The United States’ National Oceanic and Atmospheric Administration (NOAA) announced plans to purchase and install two new forecasting supercomputers as part of its new 10-year $505.2 million program.
The two supercomputers have 2,560 dual-socket nodes placed in 10 cabinets and powered by second-generation AMD Epyc ‘Rome’ 64-core 7742 processors, all connected by Cray’s Slingshot network. That works out to 327,680 Zen 2 cores for the clusters.
Each machine will have 1.3 petabytes of system memory and Cray’s ClusterStor systems will come with 26 petabytes of storage per site. 614 terabytes will be flash storage, with the rest being split into two 12.5 petabytes HDD file systems.
The peak theoretical performance of each Cray system is 12 petaflops. Combined with its other research and operational capacity, NOAA’s supercomputers can reach a peak theoretical performance of 40 petaflops.
Cray’s Shasta systems haven’t hit the top 500 supercomputer list yet, but based on their promised performance, they’d be ranking somewhere around the 25th place, based on the November 2019 listing. However, the new Shasta systems won’t be installed until 2022, and chances are they won’t rank as high by then.
The NOAA scientists argue that leadership could also be measured based on how well hurricanes are tracked, the accuracy of the upper-level flow, identifying surface temperature anomalies, and so on.
They also don’t see the supercomputers as putting them in a “fierce competition” with their colleagues at other forecasting centers around the world.
Out With The Old (IBM, Dell), In With The New (Cray)
NOAA will be replacing a mix of eight older systems, most of which are IBM and Dell, but with two also being older Cray systems. IBM manages the operational centers of NOAA until 2022, after which General Dynamics Information Technology (GDIT) will take over for the following eight years with a two-year optional renewal period. The contract with GDIT is worth $505.2 million over the 10 year span.

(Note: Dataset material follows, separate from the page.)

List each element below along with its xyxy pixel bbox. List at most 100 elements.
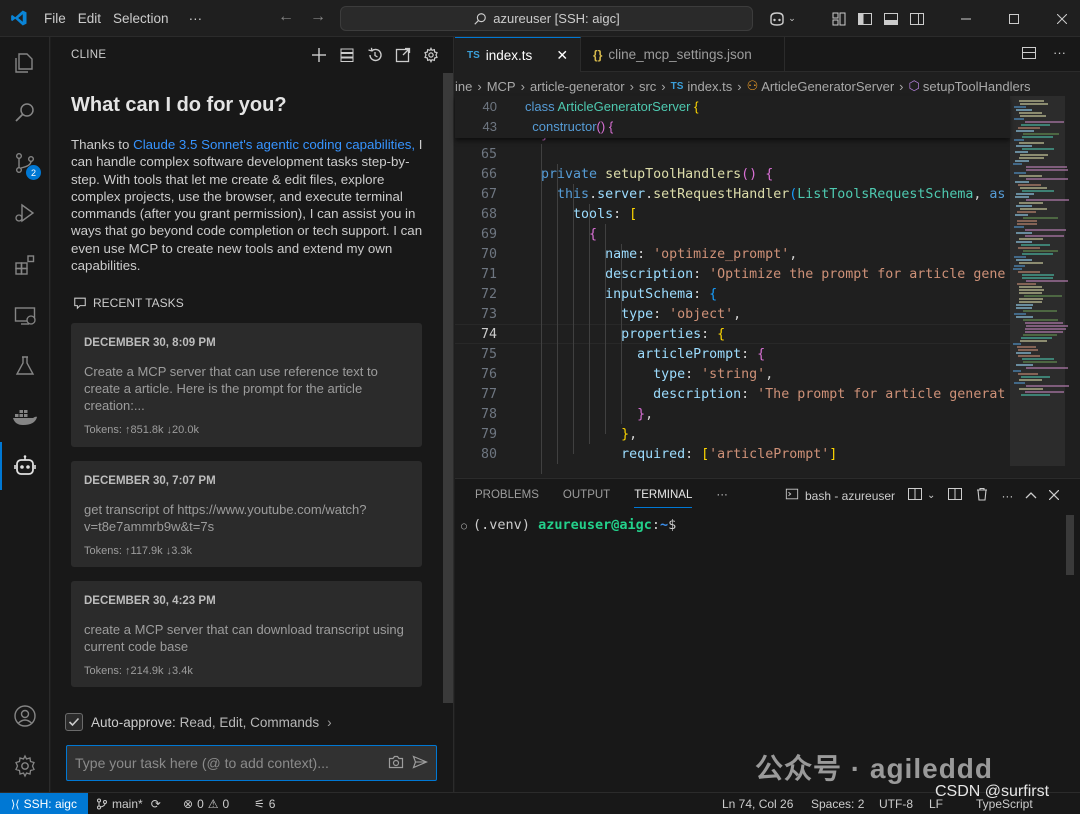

GDIT won the contract based on it meeting the 99% system availability requirements as well as offering the best the performance-per-dollar out of all the bidders. GDIT choosing AMD’s Epyc servers for the CPUs may have played a significant role in reaching that performance-per-dollar objective, too. We've recently seen several other institutions opt for AMD Epyc-based systems due to their high performance-per-dollar.